Mit meinem Wiedereinstieg war das natürlich dann anders. Denn obwohl ich sah, dass sich mein Sohn in der Krippe wohl fühlte, nagte das schlechte Gewissen stets an mir. Abgesehen von dem mentalen Stress, wenn die Nacht wiedermal kurz gewesen war und ich am nächsten Tag arbeiten musste.

Typisch für diese erste Phase meiner Doppelrolle als Mutter und Angestellte war auch, dass der Kleine an meinem ersten Arbeitstag 40°C Fieber bekam und uns der Kinderarzt empfahl, ins Kinderspital zu gehen. So musste ich mich bereits nach 7 Stunden Arbeit bei meinem Chef entschuldigen, mein Kind sei krank. Und dachte „Kein Wunder stellt keiner Mütter ein!“

Viele von euch wissen, wie einem in solchen Situationen zumute ist. Anna Opel hat in ihrem Buch „Guten Morgen, du Müde“ Erfahrungen von Frauen gesammelt, hin und her gerissen zwischen Arbeits- und Familienalltag. Spannend und authentisch schildern Mütter ihre Erlebnisse und wie sie es schaffen, diese Schwierigkeiten zu meistern.

Das Buch
Wo sie hinkommt, ist Leonie L. die Jüngste. Sie hat einen Job bei einer großen Fernsehproduktionsfirma und arbeitet auf eine Karriere in der Medienbranche hin. Als sie unerwartet schwanger wird, muss sie umdisponieren. Sie kündigt und stellt fest, dass sie als freie Autorin nicht nur selbstbestimmter arbeiten, sondern auch mehr Geld verdienen kann. Mette W. steckt in der Abschlussprüfung ihres Studium und strebt eine akademische Laufbahn an. Ihren Sohn erzieht sie alleine. Sie bewegt sich in der Szene in Berlin-Prenzlauer Berg, kennt aber kaum Gleichaltrige mit Kind. Mit wenigen Freunden lebt sie ein alternatives Familienmodell, denn das Konzept Kleinfamilie ist ihr zu eng. Die geliebte Arbeit bei der Zeitung kann sich die gelernte Schriftsetzerin Evelyna G. irgendwann nicht mehr leisten, denn sie ist mit zwei Kindern allein und braucht mehr Zeit und vor allem mehr Geld. Sie findet einen höher dotierten Hilfsjob, heiratet wieder, bekommt ihr drittes Kind und steht seither im Schichtdienst am Band.
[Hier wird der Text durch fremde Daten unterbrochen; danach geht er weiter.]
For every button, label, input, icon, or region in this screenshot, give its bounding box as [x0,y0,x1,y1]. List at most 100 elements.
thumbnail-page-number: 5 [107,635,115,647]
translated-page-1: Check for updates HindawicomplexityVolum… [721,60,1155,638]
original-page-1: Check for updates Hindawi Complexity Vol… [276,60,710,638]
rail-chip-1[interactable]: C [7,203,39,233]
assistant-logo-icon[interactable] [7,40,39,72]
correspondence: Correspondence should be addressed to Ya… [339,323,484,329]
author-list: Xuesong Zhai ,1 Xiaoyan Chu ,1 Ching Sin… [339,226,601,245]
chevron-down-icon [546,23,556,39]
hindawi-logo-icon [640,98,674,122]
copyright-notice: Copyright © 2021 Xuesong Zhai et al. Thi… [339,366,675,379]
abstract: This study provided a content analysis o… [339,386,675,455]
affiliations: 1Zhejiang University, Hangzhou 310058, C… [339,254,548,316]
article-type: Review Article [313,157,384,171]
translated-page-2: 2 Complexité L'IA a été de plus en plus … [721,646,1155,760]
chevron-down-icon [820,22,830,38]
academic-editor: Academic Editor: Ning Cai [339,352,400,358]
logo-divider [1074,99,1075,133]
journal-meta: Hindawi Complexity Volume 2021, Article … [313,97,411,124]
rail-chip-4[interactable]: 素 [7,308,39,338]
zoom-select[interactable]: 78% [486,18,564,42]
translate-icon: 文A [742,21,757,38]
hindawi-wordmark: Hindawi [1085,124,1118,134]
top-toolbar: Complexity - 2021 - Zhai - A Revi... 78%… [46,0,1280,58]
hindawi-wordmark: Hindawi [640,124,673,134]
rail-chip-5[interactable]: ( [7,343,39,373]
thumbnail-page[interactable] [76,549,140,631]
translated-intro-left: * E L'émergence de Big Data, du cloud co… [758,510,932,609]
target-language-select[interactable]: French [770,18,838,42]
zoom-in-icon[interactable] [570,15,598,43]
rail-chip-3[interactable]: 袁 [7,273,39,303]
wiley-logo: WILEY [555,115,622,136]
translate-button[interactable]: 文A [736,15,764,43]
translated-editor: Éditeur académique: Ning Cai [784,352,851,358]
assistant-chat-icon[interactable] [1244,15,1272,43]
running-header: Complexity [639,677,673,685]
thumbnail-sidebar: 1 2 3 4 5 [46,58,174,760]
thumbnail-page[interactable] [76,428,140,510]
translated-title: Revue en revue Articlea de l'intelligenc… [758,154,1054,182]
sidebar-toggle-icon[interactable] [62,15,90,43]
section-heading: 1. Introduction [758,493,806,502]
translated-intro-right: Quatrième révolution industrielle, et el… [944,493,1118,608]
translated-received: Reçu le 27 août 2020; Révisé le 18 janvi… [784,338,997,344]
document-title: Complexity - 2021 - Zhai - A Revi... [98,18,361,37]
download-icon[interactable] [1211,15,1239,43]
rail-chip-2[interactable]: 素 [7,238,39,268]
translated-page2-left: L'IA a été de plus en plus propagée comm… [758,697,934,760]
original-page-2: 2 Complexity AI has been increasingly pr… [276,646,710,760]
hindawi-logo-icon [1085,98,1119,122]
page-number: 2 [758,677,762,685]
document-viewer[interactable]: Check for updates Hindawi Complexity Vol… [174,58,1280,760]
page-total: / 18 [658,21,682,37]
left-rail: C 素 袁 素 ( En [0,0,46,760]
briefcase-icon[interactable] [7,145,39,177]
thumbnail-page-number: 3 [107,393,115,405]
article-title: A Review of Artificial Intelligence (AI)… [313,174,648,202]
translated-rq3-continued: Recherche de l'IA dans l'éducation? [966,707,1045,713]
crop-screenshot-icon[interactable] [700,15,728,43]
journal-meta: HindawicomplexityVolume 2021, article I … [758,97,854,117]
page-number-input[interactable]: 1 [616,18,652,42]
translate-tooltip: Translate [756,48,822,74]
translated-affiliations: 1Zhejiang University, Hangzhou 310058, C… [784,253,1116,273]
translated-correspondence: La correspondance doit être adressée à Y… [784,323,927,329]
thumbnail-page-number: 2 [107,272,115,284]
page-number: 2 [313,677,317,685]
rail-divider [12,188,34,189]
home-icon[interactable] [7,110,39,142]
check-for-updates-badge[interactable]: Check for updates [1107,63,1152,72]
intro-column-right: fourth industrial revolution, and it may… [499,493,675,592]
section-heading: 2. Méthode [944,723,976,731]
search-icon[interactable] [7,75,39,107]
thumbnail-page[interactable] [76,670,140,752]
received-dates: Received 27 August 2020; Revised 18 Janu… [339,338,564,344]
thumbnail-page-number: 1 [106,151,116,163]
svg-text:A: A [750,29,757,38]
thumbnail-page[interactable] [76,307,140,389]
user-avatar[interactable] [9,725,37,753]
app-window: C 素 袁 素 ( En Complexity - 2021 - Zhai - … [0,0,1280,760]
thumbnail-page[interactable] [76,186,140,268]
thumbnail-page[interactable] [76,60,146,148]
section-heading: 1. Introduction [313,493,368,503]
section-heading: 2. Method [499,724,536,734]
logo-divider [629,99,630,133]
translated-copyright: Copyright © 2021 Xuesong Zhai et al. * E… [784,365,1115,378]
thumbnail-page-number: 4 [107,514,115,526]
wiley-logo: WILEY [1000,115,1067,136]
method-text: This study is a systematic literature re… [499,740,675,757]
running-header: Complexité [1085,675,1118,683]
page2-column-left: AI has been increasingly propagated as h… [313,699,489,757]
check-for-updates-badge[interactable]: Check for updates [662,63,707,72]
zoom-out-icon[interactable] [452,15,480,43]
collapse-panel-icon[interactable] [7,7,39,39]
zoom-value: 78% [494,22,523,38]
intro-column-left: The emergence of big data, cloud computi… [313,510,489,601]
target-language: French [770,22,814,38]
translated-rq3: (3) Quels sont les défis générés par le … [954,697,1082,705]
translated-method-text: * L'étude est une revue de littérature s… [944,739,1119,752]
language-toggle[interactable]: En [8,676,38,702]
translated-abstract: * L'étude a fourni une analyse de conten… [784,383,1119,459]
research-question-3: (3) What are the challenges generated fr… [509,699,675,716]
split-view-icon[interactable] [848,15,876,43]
Angestellte und Selbständige, Alleinerziehende oder im Paar, Mütter von kleinen und erwachsenen Kindern erzählen davon, wie sie immer wieder an Grenzen stoßen, wie sie diese überwinden und manchmal kapitulieren. Getrieben von dem Wunsch, mit oder trotz Kind ein interessantes Leben zu führen und unabhängig zu sein, suchen sie hartnäckig Wege zu ihrem Glück.

Die Autorin
Anna Opel hat in Berlin Theaterwissenschaft und Geschichte studiert und als Dramaturgin gearbeitet. Nach ihrer Promotion und der Geburt ihrer zwei Kinder, suchte sie in ihrem Umfeld nach Lebensmodellen, in denen sich Beruf und Familie harmonisch verbinden ließen. Das unbefriedigende Ergebnis dieser Recherche inspirierte sie zu diesem Buchprojekt. Die Autorin lebt als freie Lektorin und Übersetzerin in Berlin.